You will find your statistics, mapped files and counts in the specified temp directory.

The AMI structure:

The configuration-file that you provide on runing the pipeline determine where the pipline will look for and also store files. It will be neccesary to attach more storage to the instance, when using full size files. For this purpose the setting of these directories in the top if th config is handy. Alternatively symbolic links can be used to achieve the same. In order to learn how to attach storage to the instance EBS

###projects### In the projects-directory is found and example project, and this is where new projects can be created. Each project directory should, when starting the pipeline, contain a directory called /raw where uncompressed fastq-files are stored. These files should end with a ’#’ followed by the number of the cell, and an ”_” followed by 1/2 indicating forward/reverse strand for paired end reads. Thus, in a paired read experiment cell number 84 would have two files that could be called singleCell#84_1.fastq and singleCell#84_2.fastq

This can be comprised of a collection of symbolic links.
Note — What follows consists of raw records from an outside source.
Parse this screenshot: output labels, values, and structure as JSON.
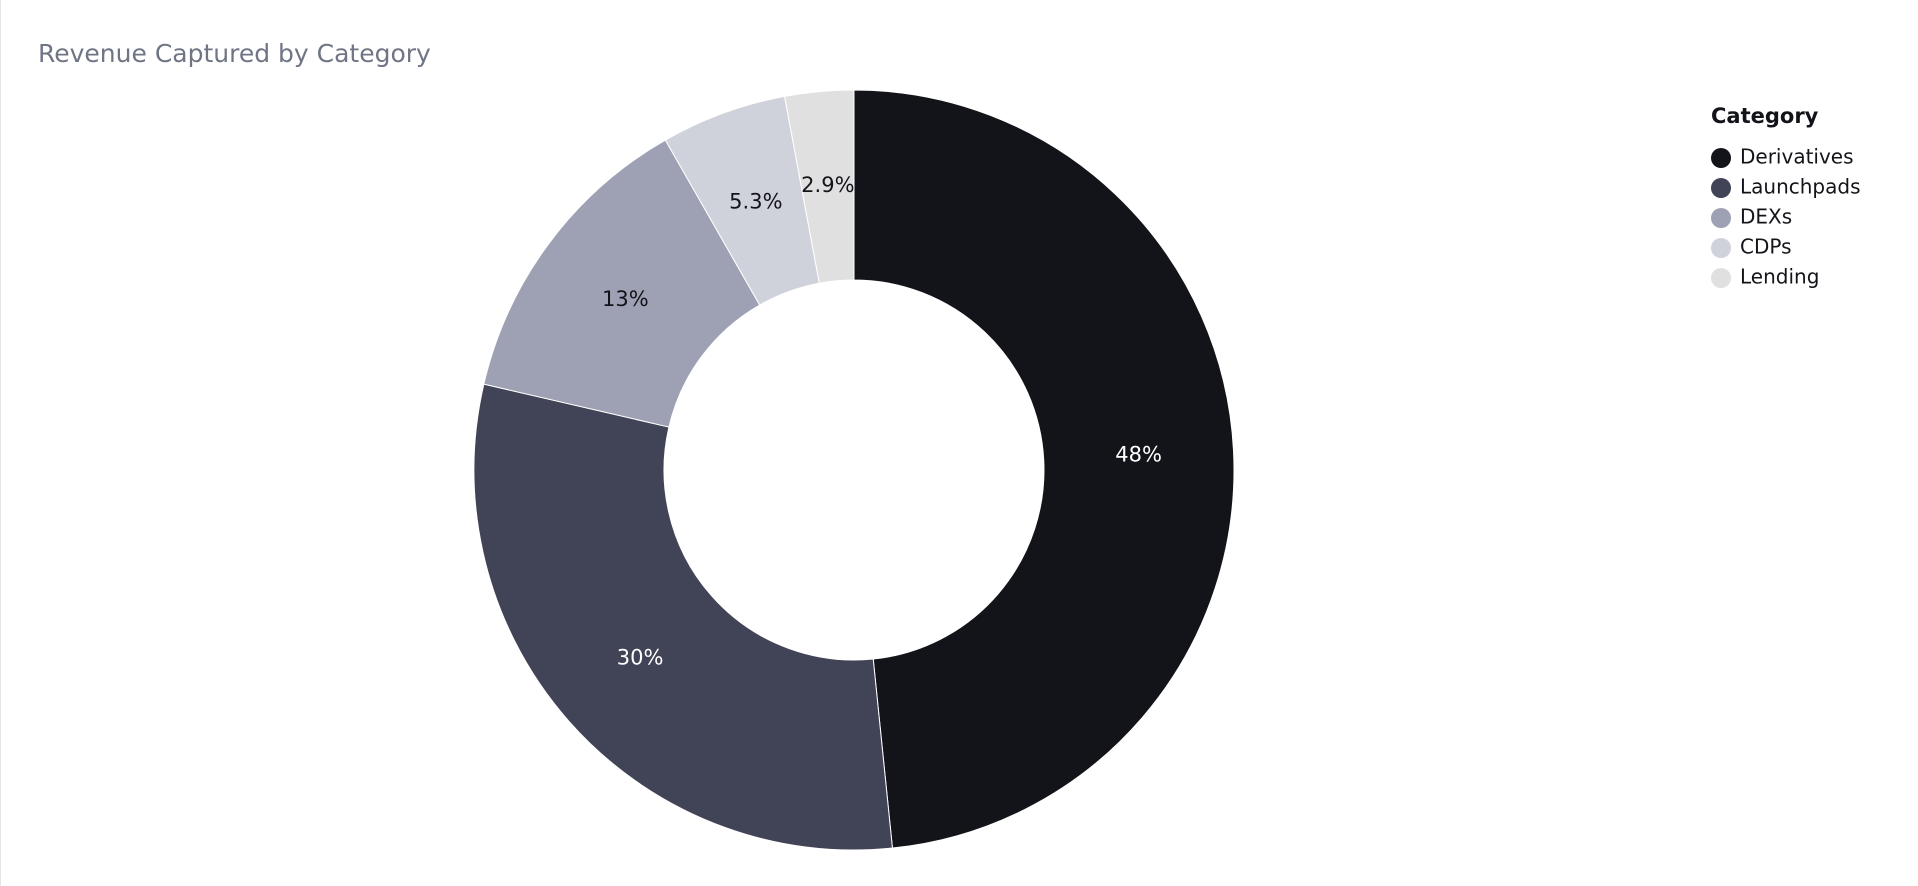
{
  "chart_data": {
    "type": "donut",
    "title": "Revenue Captured by Category",
    "legend_title": "Category",
    "legend_position": "top-right",
    "categories": [
      "Derivatives",
      "Launchpads",
      "DEXs",
      "CDPs",
      "Lending"
    ],
    "values": [
      48,
      30,
      13,
      5.3,
      2.9
    ],
    "value_labels": [
      "48%",
      "30%",
      "13%",
      "5.3%",
      "2.9%"
    ],
    "colors": [
      "#131419",
      "#414356",
      "#9ea1b3",
      "#d0d2db",
      "#e0e0e0"
    ]
  }
}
Collecting and renaming of files depends on the naiming convention used by your sequencing facility, but some inspiration on some lines of code that could brung your about this task with numbering the cells quickly can be found in the (xxx), which must be altered to suit your filenames. We suggest not to rename the original files, in order to avoid loosing information or identity of the cells. The project-directory also contains your configuration file. Please copy this file from the example. Please inspect this file, and set all the directories in the top of the file.
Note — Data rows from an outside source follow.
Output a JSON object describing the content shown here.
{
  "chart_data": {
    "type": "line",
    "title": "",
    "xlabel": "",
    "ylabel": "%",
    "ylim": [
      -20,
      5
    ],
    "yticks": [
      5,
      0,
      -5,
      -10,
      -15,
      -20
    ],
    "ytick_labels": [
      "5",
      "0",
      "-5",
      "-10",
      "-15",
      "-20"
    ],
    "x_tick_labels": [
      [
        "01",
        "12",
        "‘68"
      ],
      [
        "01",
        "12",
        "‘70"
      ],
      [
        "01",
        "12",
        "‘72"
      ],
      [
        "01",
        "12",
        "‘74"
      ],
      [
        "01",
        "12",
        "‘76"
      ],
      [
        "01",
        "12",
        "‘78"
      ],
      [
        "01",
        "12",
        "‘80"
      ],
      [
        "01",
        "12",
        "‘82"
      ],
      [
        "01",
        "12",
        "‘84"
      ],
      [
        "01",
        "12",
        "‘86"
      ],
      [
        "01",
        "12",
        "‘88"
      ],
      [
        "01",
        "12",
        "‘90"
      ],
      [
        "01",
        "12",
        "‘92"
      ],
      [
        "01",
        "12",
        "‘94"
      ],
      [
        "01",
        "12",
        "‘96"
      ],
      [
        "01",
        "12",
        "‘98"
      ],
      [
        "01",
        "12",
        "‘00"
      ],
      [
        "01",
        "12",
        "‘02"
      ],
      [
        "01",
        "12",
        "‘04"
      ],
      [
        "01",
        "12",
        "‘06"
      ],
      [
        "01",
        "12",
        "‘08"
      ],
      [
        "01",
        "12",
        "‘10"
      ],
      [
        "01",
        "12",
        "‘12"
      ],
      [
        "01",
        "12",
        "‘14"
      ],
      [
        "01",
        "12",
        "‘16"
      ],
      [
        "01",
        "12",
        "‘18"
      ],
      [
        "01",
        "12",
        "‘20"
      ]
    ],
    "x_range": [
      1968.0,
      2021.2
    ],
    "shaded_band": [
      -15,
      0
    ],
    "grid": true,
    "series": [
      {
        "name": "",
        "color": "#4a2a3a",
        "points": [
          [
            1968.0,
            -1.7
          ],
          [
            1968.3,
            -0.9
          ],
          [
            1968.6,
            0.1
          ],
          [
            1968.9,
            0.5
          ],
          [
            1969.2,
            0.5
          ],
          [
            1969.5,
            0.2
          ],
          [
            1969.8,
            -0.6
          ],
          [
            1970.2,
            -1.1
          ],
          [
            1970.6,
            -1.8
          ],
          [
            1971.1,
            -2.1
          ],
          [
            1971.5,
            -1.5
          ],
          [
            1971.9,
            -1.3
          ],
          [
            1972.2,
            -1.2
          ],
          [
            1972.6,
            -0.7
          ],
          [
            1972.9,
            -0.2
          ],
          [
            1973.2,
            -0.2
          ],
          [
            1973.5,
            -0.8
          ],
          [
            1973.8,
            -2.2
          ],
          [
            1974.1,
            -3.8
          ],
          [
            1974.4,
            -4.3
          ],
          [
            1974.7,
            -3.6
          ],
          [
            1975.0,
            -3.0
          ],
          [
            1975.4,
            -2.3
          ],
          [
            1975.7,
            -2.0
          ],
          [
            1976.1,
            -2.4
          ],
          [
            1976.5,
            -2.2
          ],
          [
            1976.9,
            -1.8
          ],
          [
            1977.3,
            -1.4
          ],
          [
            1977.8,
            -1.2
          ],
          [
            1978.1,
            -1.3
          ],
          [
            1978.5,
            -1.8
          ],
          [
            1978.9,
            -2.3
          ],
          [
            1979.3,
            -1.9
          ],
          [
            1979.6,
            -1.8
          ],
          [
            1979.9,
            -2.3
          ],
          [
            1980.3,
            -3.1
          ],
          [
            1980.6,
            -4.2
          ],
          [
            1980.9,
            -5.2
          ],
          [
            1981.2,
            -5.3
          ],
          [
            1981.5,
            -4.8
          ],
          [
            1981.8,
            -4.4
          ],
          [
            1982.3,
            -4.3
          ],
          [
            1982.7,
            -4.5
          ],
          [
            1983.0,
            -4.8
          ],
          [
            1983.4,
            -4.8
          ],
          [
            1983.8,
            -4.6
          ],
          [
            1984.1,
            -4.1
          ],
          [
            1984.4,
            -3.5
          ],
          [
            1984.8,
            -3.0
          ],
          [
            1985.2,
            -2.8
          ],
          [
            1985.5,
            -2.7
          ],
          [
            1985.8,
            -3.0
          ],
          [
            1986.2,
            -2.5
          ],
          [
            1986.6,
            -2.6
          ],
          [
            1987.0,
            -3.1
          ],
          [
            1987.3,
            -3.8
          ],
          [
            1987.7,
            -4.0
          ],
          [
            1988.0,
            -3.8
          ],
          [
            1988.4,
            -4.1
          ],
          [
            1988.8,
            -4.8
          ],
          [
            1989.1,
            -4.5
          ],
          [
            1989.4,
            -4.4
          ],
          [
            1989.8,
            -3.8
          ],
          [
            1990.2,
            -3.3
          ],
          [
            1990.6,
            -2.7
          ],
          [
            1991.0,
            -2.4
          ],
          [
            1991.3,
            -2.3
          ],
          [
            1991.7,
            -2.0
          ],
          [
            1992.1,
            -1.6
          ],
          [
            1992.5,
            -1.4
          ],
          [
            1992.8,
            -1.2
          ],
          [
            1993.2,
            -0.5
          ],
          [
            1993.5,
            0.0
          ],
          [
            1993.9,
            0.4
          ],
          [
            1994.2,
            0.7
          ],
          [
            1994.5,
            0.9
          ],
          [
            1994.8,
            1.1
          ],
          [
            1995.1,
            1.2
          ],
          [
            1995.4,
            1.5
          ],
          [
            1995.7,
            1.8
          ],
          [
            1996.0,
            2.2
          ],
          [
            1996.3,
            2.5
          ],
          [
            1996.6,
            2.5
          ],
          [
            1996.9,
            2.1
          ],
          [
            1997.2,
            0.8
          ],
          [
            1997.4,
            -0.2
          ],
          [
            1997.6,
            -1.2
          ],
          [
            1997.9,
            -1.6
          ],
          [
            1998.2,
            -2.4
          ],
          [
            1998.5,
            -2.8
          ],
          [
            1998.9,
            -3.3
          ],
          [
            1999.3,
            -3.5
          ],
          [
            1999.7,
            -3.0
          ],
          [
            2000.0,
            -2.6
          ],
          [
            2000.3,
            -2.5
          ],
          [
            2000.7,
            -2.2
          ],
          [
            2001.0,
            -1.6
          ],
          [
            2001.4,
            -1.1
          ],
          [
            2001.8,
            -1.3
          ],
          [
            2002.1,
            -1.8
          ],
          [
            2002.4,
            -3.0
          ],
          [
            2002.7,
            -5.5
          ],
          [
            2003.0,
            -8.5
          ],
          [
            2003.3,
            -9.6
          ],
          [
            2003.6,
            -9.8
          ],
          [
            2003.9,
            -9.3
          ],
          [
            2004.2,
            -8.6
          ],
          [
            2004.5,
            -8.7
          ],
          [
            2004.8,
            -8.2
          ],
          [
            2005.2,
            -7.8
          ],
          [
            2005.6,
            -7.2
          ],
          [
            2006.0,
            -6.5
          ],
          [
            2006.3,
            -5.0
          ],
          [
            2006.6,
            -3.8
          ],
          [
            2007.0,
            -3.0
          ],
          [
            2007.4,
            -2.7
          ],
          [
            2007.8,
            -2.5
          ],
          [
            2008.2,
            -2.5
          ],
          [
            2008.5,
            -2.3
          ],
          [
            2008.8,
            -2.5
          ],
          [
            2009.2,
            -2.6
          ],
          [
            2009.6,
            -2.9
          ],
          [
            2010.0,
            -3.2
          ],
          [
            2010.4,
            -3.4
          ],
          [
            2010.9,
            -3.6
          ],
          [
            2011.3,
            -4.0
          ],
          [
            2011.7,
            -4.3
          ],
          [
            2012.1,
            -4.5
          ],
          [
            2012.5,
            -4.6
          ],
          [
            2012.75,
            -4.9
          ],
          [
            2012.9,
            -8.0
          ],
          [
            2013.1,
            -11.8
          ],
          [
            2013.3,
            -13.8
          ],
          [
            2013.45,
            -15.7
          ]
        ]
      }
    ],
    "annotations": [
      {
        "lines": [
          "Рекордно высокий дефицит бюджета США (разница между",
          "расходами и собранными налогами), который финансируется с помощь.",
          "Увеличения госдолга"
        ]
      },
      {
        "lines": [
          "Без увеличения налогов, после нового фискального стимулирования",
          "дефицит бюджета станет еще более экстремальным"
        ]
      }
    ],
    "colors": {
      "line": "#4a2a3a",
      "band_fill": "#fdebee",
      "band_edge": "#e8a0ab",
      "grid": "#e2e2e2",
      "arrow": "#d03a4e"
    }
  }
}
###tools Here are symbolic links the all the tools installed in the pipeline, to avoid a croveded bin.

###references Here, the reference genomes are stored. On the AMI fasta and gtf-files for the mouse genome is stored along with smaller files only containing chomosome 9,for testing. Here the index-files for the mappers will also be stored.

###temp This is the directory where temporary files are stored. This presently includes count-matices and statistics. This directory should be able to contain mapping and quantification output from all cells, and is better placed on a fast storage device with larger capacity (e.g. Amazon EBS), when running the pipeline on full size files. Many files in the temporary directory maybe deleted after run, for storage space considerations.

Processing your own data on Amazon

We suggest to run a files each with a few milion reads though though the pipeline first to test using the smallest possible instance type (t2.large).

When using your own data in the pipeline you will need more storage and will have to attach an EBS. We suggest to use burstable instances (t2) for making index and copying files and then later upgrade the instance to a larger one or a cluster of multiple. Please be aware that all other instances than t2 are charged per hour when running, regardless of whether the CPUs are working or not.